Income Distribution Income Inequality The Lorenz Curve illustrates income distribution. Income Gap A 1999 study showed that the richest 2.7 million Americans receive as much income after taxes as the poorest 100 million Americans. Differences in skills, effort, and inheritances are key factors in understanding the income gap. Monopoly power also allows some groups, like doctors and lawyers, to maintain high incomes.

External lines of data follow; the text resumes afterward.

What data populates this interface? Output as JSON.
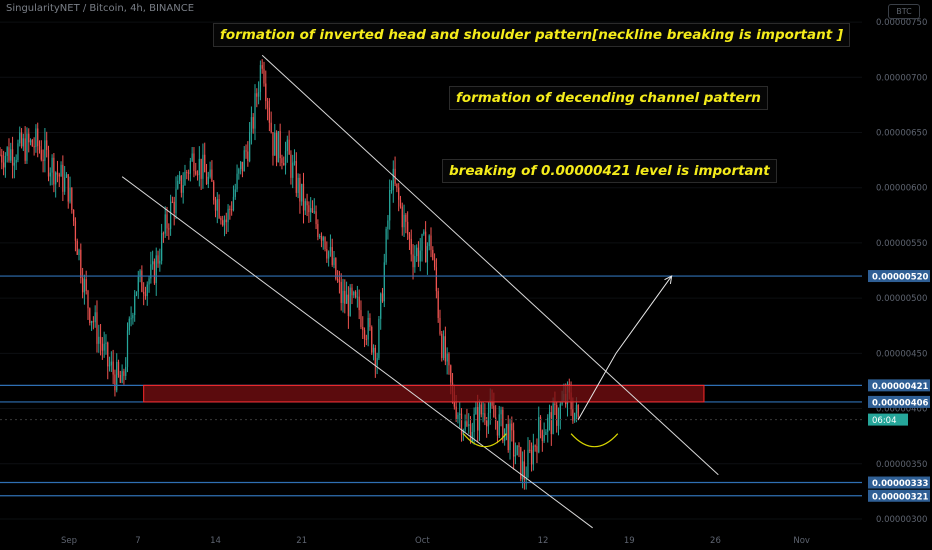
{
  "header": {
    "title": "SingularityNET / Bitcoin, 4h, BINANCE",
    "button_label": "BTC"
  },
  "annotations": [
    "formation of inverted head and shoulder pattern[neckline breaking is important ]",
    "formation of decending channel pattern",
    "breaking of 0.00000421 level is important"
  ],
  "colors": {
    "background": "#000000",
    "candle_up": "#26a69a",
    "candle_down": "#ef5350",
    "level_line": "#2f6fb3",
    "level_label_bg": "#2f5f95",
    "zone_fill": "#7a0f12",
    "zone_border": "#ff2a2a",
    "annotation_text": "#f5ec1b",
    "shoulder_arc": "#d9d600",
    "current_price_tag": "#26a69a"
  },
  "chart_data": {
    "type": "candlestick",
    "symbol": "SingularityNET / Bitcoin",
    "interval": "4h",
    "exchange": "BINANCE",
    "y_axis_ticks": [
      "0.00000750",
      "0.00000700",
      "0.00000650",
      "0.00000600",
      "0.00000550",
      "0.00000500",
      "0.00000450",
      "0.00000400",
      "0.00000350",
      "0.00000300"
    ],
    "x_axis_ticks": [
      "Sep",
      "7",
      "14",
      "21",
      "Oct",
      "12",
      "19",
      "26",
      "Nov"
    ],
    "ylim": [
      2.9e-06,
      7.7e-06
    ],
    "horizontal_levels": [
      {
        "value": 5.2e-06,
        "label": "0.00000520"
      },
      {
        "value": 4.21e-06,
        "label": "0.00000421"
      },
      {
        "value": 4.06e-06,
        "label": "0.00000406"
      },
      {
        "value": 3.33e-06,
        "label": "0.00000333"
      },
      {
        "value": 3.21e-06,
        "label": "0.00000321"
      }
    ],
    "current_price_tag": "06:04",
    "resistance_zone": {
      "from": 4.06e-06,
      "to": 4.21e-06
    },
    "price_series": {
      "start_value": 6.3e-06,
      "anchors": [
        [
          0,
          6.3e-06
        ],
        [
          20,
          6.4e-06
        ],
        [
          38,
          6e-06
        ],
        [
          48,
          5e-06
        ],
        [
          60,
          4.4e-06
        ],
        [
          68,
          4.2e-06
        ],
        [
          75,
          5.1e-06
        ],
        [
          85,
          5.2e-06
        ],
        [
          95,
          5.8e-06
        ],
        [
          108,
          6.3e-06
        ],
        [
          118,
          6e-06
        ],
        [
          126,
          5.7e-06
        ],
        [
          140,
          6.5e-06
        ],
        [
          146,
          7.2e-06
        ],
        [
          152,
          6.4e-06
        ],
        [
          160,
          6.3e-06
        ],
        [
          170,
          5.8e-06
        ],
        [
          180,
          5.6e-06
        ],
        [
          190,
          5e-06
        ],
        [
          200,
          4.9e-06
        ],
        [
          210,
          4.5e-06
        ],
        [
          218,
          6.1e-06
        ],
        [
          230,
          5.4e-06
        ],
        [
          240,
          5.5e-06
        ],
        [
          246,
          4.6e-06
        ],
        [
          252,
          4.1e-06
        ],
        [
          260,
          3.8e-06
        ],
        [
          270,
          4e-06
        ],
        [
          282,
          3.8e-06
        ],
        [
          292,
          3.4e-06
        ],
        [
          300,
          3.8e-06
        ],
        [
          308,
          3.9e-06
        ],
        [
          316,
          4.1e-06
        ],
        [
          322,
          3.9e-06
        ]
      ]
    },
    "trend_lines": [
      {
        "name": "channel-upper",
        "from": {
          "bar": 146,
          "value": 7.2e-06
        },
        "to": {
          "bar": 400,
          "value": 3.4e-06
        }
      },
      {
        "name": "channel-lower",
        "from": {
          "bar": 68,
          "value": 6.1e-06
        },
        "to": {
          "bar": 330,
          "value": 2.92e-06
        }
      },
      {
        "name": "projection-arrow",
        "from": {
          "bar": 322,
          "value": 3.9e-06
        },
        "mid": {
          "bar": 343,
          "value": 4.5e-06
        },
        "to": {
          "bar": 374,
          "value": 5.2e-06
        }
      }
    ],
    "pattern_arcs": [
      {
        "name": "left-shoulder",
        "start_bar": 258,
        "end_bar": 282
      },
      {
        "name": "right-shoulder",
        "start_bar": 318,
        "end_bar": 344
      }
    ],
    "axis_bars": {
      "first": 0,
      "last": 480
    }
  }
}
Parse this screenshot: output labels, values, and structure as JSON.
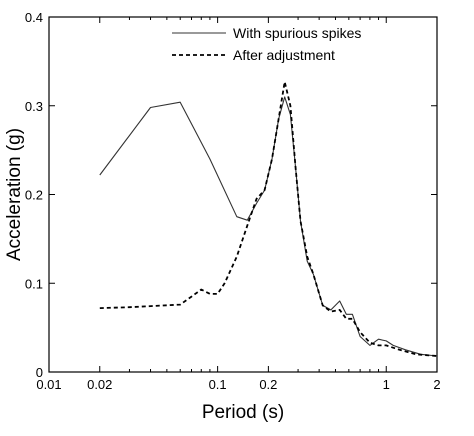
{
  "chart_data": {
    "type": "line",
    "title": "",
    "xlabel": "Period (s)",
    "ylabel": "Acceleration (g)",
    "xscale": "log",
    "xlim": [
      0.01,
      2
    ],
    "ylim": [
      0,
      0.4
    ],
    "xticks": [
      {
        "value": 0.01,
        "label": "0.01"
      },
      {
        "value": 0.02,
        "label": "0.02"
      },
      {
        "value": 0.1,
        "label": "0.1"
      },
      {
        "value": 0.2,
        "label": "0.2"
      },
      {
        "value": 1,
        "label": "1"
      },
      {
        "value": 2,
        "label": "2"
      }
    ],
    "yticks": [
      {
        "value": 0,
        "label": "0"
      },
      {
        "value": 0.1,
        "label": "0.1"
      },
      {
        "value": 0.2,
        "label": "0.2"
      },
      {
        "value": 0.3,
        "label": "0.3"
      },
      {
        "value": 0.4,
        "label": "0.4"
      }
    ],
    "grid": false,
    "legend_position": "top-right",
    "series": [
      {
        "name": "With spurious spikes",
        "style": "solid",
        "color": "#333333",
        "points": [
          [
            0.02,
            0.222
          ],
          [
            0.04,
            0.298
          ],
          [
            0.06,
            0.304
          ],
          [
            0.09,
            0.24
          ],
          [
            0.13,
            0.175
          ],
          [
            0.15,
            0.171
          ],
          [
            0.17,
            0.19
          ],
          [
            0.19,
            0.205
          ],
          [
            0.21,
            0.24
          ],
          [
            0.23,
            0.285
          ],
          [
            0.25,
            0.31
          ],
          [
            0.27,
            0.29
          ],
          [
            0.29,
            0.23
          ],
          [
            0.31,
            0.17
          ],
          [
            0.34,
            0.125
          ],
          [
            0.37,
            0.11
          ],
          [
            0.42,
            0.075
          ],
          [
            0.47,
            0.07
          ],
          [
            0.53,
            0.08
          ],
          [
            0.58,
            0.065
          ],
          [
            0.63,
            0.065
          ],
          [
            0.7,
            0.04
          ],
          [
            0.8,
            0.03
          ],
          [
            0.9,
            0.037
          ],
          [
            1.0,
            0.035
          ],
          [
            1.1,
            0.03
          ],
          [
            1.3,
            0.025
          ],
          [
            1.6,
            0.02
          ],
          [
            2.0,
            0.018
          ]
        ]
      },
      {
        "name": "After adjustment",
        "style": "dashed",
        "color": "#000000",
        "points": [
          [
            0.02,
            0.072
          ],
          [
            0.03,
            0.073
          ],
          [
            0.06,
            0.076
          ],
          [
            0.07,
            0.085
          ],
          [
            0.08,
            0.093
          ],
          [
            0.09,
            0.088
          ],
          [
            0.1,
            0.088
          ],
          [
            0.11,
            0.1
          ],
          [
            0.13,
            0.13
          ],
          [
            0.15,
            0.165
          ],
          [
            0.17,
            0.195
          ],
          [
            0.19,
            0.205
          ],
          [
            0.21,
            0.24
          ],
          [
            0.23,
            0.285
          ],
          [
            0.25,
            0.327
          ],
          [
            0.27,
            0.3
          ],
          [
            0.29,
            0.23
          ],
          [
            0.31,
            0.17
          ],
          [
            0.34,
            0.13
          ],
          [
            0.37,
            0.11
          ],
          [
            0.42,
            0.075
          ],
          [
            0.47,
            0.068
          ],
          [
            0.53,
            0.07
          ],
          [
            0.58,
            0.06
          ],
          [
            0.63,
            0.06
          ],
          [
            0.7,
            0.045
          ],
          [
            0.8,
            0.033
          ],
          [
            0.9,
            0.03
          ],
          [
            1.0,
            0.03
          ],
          [
            1.2,
            0.025
          ],
          [
            1.5,
            0.02
          ],
          [
            2.0,
            0.018
          ]
        ]
      }
    ]
  }
}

The Lorenz Curve The Lorenz curve was developed by Max O. Lorenz as a graphical representation of income inequality. It can also be used to measure inequality of assets or other distributions. In economics, we frequently make statements such as, "the bottom twenty percent of all households have five percent of the total income". The Lorenz curve is based on such statements; every point on the curve represents one such statement. The Lorenz curve is a graph that shows, for the bottom x% of households, the percentage y% of the total income which they have.. A perfectly equal society would be one in which every person has the same income. In this case, the bottom N% of society would always have N% of the income. Thus a perfectly equal society can be depicted by the straight line y=x; we call this line the line of perfect equality. A perfectly inequal society, by contrast, would be one in which one person has all the income and everyone else has none. In that case, the curve would be at y=0 for all x<100, and y=100 when x=100. We call this curve the line of perfect inequality. It is impossible for the Lorenz curve to rise above the line of perfect equality, or sink below the line of perfect inequality. The Lorenz curve is used to calculate the Gini coefficent.

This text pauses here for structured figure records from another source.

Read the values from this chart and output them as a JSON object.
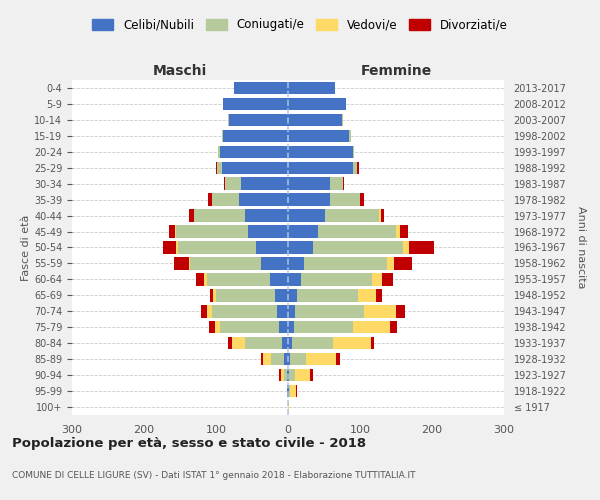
{
  "age_groups": [
    "100+",
    "95-99",
    "90-94",
    "85-89",
    "80-84",
    "75-79",
    "70-74",
    "65-69",
    "60-64",
    "55-59",
    "50-54",
    "45-49",
    "40-44",
    "35-39",
    "30-34",
    "25-29",
    "20-24",
    "15-19",
    "10-14",
    "5-9",
    "0-4"
  ],
  "birth_years": [
    "≤ 1917",
    "1918-1922",
    "1923-1927",
    "1928-1932",
    "1933-1937",
    "1938-1942",
    "1943-1947",
    "1948-1952",
    "1953-1957",
    "1958-1962",
    "1963-1967",
    "1968-1972",
    "1973-1977",
    "1978-1982",
    "1983-1987",
    "1988-1992",
    "1993-1997",
    "1998-2002",
    "2003-2007",
    "2008-2012",
    "2013-2017"
  ],
  "colors": {
    "celibi": "#4472c4",
    "coniugati": "#b5c99a",
    "vedovi": "#ffd966",
    "divorziati": "#c00000"
  },
  "maschi": {
    "celibi": [
      0,
      1,
      2,
      5,
      8,
      12,
      15,
      18,
      25,
      38,
      45,
      55,
      60,
      68,
      65,
      92,
      95,
      90,
      82,
      90,
      75
    ],
    "coniugati": [
      0,
      0,
      4,
      18,
      52,
      82,
      90,
      82,
      88,
      98,
      108,
      100,
      70,
      38,
      22,
      6,
      2,
      1,
      1,
      0,
      0
    ],
    "vedovi": [
      0,
      1,
      4,
      12,
      18,
      8,
      8,
      4,
      3,
      2,
      2,
      2,
      1,
      0,
      0,
      0,
      0,
      0,
      0,
      0,
      0
    ],
    "divorziati": [
      0,
      0,
      2,
      2,
      5,
      8,
      8,
      5,
      12,
      20,
      18,
      8,
      6,
      5,
      2,
      2,
      0,
      0,
      0,
      0,
      0
    ]
  },
  "femmine": {
    "celibi": [
      0,
      1,
      2,
      3,
      5,
      8,
      10,
      12,
      18,
      22,
      35,
      42,
      52,
      58,
      58,
      90,
      90,
      85,
      75,
      80,
      65
    ],
    "coniugati": [
      0,
      2,
      8,
      22,
      58,
      82,
      95,
      85,
      98,
      115,
      125,
      108,
      75,
      42,
      18,
      6,
      2,
      2,
      1,
      0,
      0
    ],
    "vedovi": [
      2,
      8,
      20,
      42,
      52,
      52,
      45,
      25,
      15,
      10,
      8,
      5,
      2,
      0,
      0,
      0,
      0,
      0,
      0,
      0,
      0
    ],
    "divorziati": [
      0,
      2,
      5,
      5,
      5,
      10,
      12,
      8,
      15,
      25,
      35,
      12,
      5,
      5,
      2,
      2,
      0,
      0,
      0,
      0,
      0
    ]
  },
  "title": "Popolazione per età, sesso e stato civile - 2018",
  "subtitle": "COMUNE DI CELLE LIGURE (SV) - Dati ISTAT 1° gennaio 2018 - Elaborazione TUTTITALIA.IT",
  "xlabel_left": "Maschi",
  "xlabel_right": "Femmine",
  "ylabel_left": "Fasce di età",
  "ylabel_right": "Anni di nascita",
  "xlim": 300,
  "legend_labels": [
    "Celibi/Nubili",
    "Coniugati/e",
    "Vedovi/e",
    "Divorziati/e"
  ],
  "bg_color": "#f0f0f0",
  "plot_bg": "#ffffff",
  "figsize": [
    6.0,
    5.0
  ],
  "dpi": 100
}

Government Programs that Fight Poverty Employment Assistance--the minimum wage and federal and state job-training programs aim to provide people with more job options. General Assistance—food stamps Welfare Reform--Temporary Assistance for Needy Families (TANF) is a program which gives block grants to the states, allowing them to implement their own assistance programs. Workfare programs require work in exchange for temporary assistance. There is a 5-year limit on the receipt of benefits. These provisions are in the 1996 Welfare Reform Act. Enterprise Zones—provide jobs in poor neighborhoods by encouraging companies to set up shop in low-tax or no-tax zones. Social Service Programs—provide assistance with family planning, child abuse prevention and other problems affecting low income people

Section Review--Poverty 1. An income level below which income is insufficient to support a family or household is known as the (a) income gap. (b) poverty rate. (c) poverty threshold. (d) income inequality. 2. The Personal Responsibility and Work Opportunity Act of 1996 (a) provides lump sums of money to poor families. (b) provides federal payments to poor families to supplement state payments. (c) set a 5-year limit on receipt of benefits. (d) provides direct cash payments to poor families.